Eyafjallajökull – der Zungenbrecher ist in aller Munde. Im April hatte der Ausbruch des bislang weitgehend unbekannten isländischen Vulkans fast den gesamten europäischen Luftverkehr rund eine Woche lahm gelegt. Die Schließung von Hunderten von Flughäfen hatte ein beispielloses Chaos ausgelöst, mehr als acht Millionen Reisende waren auf den Flughäfen sitzen geblieben, die Airlines fuhren Milliardenverluste ein und die Reisebranche musste Einbußen in Millionenhöhe hinnehmen, weil gebuchte Reisen abgesagt werden und Reisende, die in den Urlaubsländern festsaßen, versorgt werden mussten. Und niemand weiß, wie es weitergeht. Die Unkalkulierbarkeit dieser Aschewolke ist die eigentliche Bedrohung, räumten die Referenten der Touristischen Runde ein. „Wie verwundbar ist der Tourismus?“ war das Thema des spannenden Abends.

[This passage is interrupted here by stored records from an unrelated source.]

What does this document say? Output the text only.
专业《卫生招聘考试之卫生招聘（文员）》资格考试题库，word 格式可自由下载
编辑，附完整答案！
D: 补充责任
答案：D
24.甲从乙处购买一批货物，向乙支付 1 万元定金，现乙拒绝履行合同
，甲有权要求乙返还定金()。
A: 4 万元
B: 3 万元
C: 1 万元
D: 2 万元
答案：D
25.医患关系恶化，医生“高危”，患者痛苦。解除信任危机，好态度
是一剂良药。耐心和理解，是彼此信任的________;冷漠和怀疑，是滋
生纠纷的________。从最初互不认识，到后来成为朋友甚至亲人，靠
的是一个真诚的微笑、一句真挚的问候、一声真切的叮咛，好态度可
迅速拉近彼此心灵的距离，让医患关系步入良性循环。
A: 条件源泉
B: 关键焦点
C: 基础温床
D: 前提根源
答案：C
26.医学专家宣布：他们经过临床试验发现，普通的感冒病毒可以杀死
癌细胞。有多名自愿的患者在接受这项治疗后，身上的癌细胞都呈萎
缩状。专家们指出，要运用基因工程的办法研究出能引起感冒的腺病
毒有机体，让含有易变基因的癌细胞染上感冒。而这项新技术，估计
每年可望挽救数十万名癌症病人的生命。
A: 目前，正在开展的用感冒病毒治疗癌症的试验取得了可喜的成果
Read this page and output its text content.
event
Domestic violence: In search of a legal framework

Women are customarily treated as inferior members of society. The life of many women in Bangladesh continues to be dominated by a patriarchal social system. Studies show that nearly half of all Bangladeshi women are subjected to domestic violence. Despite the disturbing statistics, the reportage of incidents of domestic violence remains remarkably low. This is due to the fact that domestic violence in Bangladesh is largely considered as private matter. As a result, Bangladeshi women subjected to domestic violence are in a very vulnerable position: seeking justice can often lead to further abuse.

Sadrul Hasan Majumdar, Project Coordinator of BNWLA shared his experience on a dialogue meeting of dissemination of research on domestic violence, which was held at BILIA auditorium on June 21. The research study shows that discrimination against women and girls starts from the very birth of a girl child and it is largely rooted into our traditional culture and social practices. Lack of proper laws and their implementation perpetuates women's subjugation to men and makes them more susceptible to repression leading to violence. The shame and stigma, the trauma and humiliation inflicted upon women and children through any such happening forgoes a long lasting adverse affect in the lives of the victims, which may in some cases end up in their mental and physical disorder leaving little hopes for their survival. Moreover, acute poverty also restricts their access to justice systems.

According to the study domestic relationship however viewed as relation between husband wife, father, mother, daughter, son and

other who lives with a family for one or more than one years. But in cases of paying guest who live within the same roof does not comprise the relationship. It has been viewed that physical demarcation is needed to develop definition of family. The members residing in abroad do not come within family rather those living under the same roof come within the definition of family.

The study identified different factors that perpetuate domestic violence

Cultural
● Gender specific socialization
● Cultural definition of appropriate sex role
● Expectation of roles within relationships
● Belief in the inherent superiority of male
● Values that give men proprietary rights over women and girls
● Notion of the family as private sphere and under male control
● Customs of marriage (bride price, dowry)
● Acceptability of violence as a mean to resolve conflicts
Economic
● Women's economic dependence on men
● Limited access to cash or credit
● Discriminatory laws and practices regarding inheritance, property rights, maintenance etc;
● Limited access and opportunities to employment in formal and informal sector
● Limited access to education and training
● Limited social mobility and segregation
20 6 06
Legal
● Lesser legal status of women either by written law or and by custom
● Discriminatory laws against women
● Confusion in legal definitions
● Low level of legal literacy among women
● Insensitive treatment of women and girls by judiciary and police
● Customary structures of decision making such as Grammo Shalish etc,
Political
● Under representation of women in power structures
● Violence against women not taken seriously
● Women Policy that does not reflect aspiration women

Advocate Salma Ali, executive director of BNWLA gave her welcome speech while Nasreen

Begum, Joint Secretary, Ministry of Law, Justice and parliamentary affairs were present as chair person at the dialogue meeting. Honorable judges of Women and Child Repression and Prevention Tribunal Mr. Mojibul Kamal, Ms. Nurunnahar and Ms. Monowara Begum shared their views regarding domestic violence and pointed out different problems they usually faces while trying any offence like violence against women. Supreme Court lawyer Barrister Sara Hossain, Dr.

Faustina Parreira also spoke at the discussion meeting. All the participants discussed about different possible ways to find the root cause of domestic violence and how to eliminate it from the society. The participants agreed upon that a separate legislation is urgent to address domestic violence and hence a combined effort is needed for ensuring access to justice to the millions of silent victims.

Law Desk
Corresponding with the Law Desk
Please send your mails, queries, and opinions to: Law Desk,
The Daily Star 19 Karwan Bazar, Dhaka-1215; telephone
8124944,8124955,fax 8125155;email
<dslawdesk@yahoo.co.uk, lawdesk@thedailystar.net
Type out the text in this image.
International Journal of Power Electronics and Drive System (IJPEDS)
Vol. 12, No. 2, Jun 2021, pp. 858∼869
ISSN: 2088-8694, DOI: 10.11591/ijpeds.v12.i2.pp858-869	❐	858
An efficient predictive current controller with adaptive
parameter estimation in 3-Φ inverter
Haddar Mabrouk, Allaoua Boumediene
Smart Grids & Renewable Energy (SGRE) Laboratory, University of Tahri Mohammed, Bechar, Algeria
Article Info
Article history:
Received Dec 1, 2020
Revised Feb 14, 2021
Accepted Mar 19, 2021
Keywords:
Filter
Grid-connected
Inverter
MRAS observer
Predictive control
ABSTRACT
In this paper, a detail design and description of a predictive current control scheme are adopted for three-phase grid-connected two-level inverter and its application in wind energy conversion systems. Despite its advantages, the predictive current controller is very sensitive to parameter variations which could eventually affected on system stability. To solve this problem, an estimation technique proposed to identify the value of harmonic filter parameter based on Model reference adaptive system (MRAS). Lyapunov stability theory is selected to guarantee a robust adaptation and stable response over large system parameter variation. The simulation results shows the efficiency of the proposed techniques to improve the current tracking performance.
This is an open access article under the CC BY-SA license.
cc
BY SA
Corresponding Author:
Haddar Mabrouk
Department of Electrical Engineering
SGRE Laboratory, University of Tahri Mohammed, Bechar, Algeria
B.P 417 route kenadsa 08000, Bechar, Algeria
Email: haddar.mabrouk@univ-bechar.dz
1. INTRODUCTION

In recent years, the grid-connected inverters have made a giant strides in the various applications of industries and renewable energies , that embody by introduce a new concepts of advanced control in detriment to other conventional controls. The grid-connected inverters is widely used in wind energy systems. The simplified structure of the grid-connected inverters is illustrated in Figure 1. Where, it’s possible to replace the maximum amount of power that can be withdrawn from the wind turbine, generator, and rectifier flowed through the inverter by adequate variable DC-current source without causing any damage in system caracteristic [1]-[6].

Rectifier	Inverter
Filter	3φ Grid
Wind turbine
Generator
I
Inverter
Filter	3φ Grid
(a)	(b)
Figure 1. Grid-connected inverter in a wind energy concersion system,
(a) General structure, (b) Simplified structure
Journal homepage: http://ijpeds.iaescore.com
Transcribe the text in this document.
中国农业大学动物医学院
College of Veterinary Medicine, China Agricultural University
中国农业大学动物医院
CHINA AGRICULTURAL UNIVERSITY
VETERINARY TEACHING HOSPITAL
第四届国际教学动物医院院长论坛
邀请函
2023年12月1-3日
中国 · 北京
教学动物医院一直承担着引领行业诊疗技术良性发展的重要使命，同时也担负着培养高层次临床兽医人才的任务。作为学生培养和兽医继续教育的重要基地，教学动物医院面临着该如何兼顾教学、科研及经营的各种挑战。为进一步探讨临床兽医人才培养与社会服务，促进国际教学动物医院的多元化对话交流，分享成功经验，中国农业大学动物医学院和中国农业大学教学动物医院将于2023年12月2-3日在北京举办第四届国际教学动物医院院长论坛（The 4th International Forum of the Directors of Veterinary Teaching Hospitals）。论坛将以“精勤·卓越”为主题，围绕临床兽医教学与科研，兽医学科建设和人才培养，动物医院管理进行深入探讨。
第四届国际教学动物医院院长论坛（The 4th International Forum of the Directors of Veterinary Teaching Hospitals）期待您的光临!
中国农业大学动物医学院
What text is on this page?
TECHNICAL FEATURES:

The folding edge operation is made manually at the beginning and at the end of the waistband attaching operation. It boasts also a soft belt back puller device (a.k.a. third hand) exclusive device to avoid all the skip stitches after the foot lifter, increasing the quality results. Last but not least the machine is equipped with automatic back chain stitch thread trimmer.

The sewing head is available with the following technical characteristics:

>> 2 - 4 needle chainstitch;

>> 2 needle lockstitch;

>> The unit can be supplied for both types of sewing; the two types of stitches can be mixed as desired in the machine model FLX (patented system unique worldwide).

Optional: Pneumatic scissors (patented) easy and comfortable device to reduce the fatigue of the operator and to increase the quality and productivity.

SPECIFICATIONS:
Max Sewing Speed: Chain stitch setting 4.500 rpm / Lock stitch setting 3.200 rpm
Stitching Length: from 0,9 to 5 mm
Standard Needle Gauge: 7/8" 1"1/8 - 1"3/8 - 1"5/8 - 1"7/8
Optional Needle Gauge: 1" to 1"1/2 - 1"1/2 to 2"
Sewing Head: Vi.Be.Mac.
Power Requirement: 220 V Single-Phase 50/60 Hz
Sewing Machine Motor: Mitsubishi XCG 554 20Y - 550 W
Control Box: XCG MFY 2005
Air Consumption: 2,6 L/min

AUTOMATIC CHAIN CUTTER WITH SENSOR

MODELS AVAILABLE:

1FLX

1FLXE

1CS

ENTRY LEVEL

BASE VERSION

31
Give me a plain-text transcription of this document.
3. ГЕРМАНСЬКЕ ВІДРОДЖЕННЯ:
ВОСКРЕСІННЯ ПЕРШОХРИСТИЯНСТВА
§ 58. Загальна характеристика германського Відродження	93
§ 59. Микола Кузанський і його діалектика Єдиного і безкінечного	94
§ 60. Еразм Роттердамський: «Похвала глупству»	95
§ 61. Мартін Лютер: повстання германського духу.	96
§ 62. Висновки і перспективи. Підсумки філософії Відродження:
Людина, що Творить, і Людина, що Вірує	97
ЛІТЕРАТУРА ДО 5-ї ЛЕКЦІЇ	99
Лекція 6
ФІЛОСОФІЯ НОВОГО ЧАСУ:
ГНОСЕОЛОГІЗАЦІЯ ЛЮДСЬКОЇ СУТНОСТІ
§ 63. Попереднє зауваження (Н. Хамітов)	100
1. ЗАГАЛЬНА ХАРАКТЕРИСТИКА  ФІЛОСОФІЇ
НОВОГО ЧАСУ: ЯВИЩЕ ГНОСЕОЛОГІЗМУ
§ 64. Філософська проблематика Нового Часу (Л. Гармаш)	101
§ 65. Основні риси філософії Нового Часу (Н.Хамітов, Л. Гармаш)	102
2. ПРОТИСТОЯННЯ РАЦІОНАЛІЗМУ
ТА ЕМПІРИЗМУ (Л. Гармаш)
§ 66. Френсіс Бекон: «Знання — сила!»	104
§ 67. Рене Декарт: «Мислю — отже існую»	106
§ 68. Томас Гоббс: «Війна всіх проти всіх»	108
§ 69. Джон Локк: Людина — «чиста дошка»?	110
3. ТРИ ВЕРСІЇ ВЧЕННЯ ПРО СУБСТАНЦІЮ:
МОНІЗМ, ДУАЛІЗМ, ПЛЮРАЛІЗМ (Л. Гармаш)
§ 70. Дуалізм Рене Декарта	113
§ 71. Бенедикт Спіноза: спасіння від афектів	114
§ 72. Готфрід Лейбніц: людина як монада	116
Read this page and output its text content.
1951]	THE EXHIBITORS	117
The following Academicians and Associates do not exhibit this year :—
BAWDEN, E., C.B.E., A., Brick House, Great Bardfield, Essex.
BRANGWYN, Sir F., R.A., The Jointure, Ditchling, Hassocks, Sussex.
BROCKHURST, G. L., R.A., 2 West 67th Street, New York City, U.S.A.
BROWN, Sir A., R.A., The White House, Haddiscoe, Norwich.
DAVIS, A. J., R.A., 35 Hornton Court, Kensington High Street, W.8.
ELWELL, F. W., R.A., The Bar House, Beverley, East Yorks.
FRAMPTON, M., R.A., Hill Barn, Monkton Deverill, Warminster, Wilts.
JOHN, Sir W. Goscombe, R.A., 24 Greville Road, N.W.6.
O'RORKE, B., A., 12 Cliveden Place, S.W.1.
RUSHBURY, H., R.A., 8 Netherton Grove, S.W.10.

Während der Aprilsperrung habe der Flughafen München pro Tag vier
Millionen Euro verloren, klagt Achim Bues, Pressesprecher des Flughafens
München: Landeentgelte und Abstellgebühren. Hinzu kam der fehlende
Konsum der Passagiere, gähnende Leere in den Läden, den Restaurants und
den Parkhäusern. 540 000 Passagiere waren von den Ausfällen betroffen,
5900 Stars und Landungen konnten nicht stattfinden. „Das war schon
dramatisch“, sagt Bues. Es gab Feldbetten für Passagiere im Transit und
solche, für die kein Hotelzimmer mehr frei war. Im öffentlichen Bereich
des Terminal 2 sollten Zelte wenigstens einen Hauch von Privatsphäre
vermitteln. Dann, als man schon sicher war, alles überstanden zu haben,
kam am 10. Mai, einem Sonntag, völlig überraschend eine erneute Sperrung
am Nachmittag –ohne jede Möglichkeit, die Passagiere frühzeitig zu
informieren. Für den Flughafen, der nach einem harten Winter und dem
Streik der Lufthansa-Piloten gerade wieder in die Gänge kam, eine
bittere Zeit. „Wir planen ja auch eine dritte Start- und Landebahn und
da gehen solche Rückschläge an die Substanz“, so der Flughafensprecher.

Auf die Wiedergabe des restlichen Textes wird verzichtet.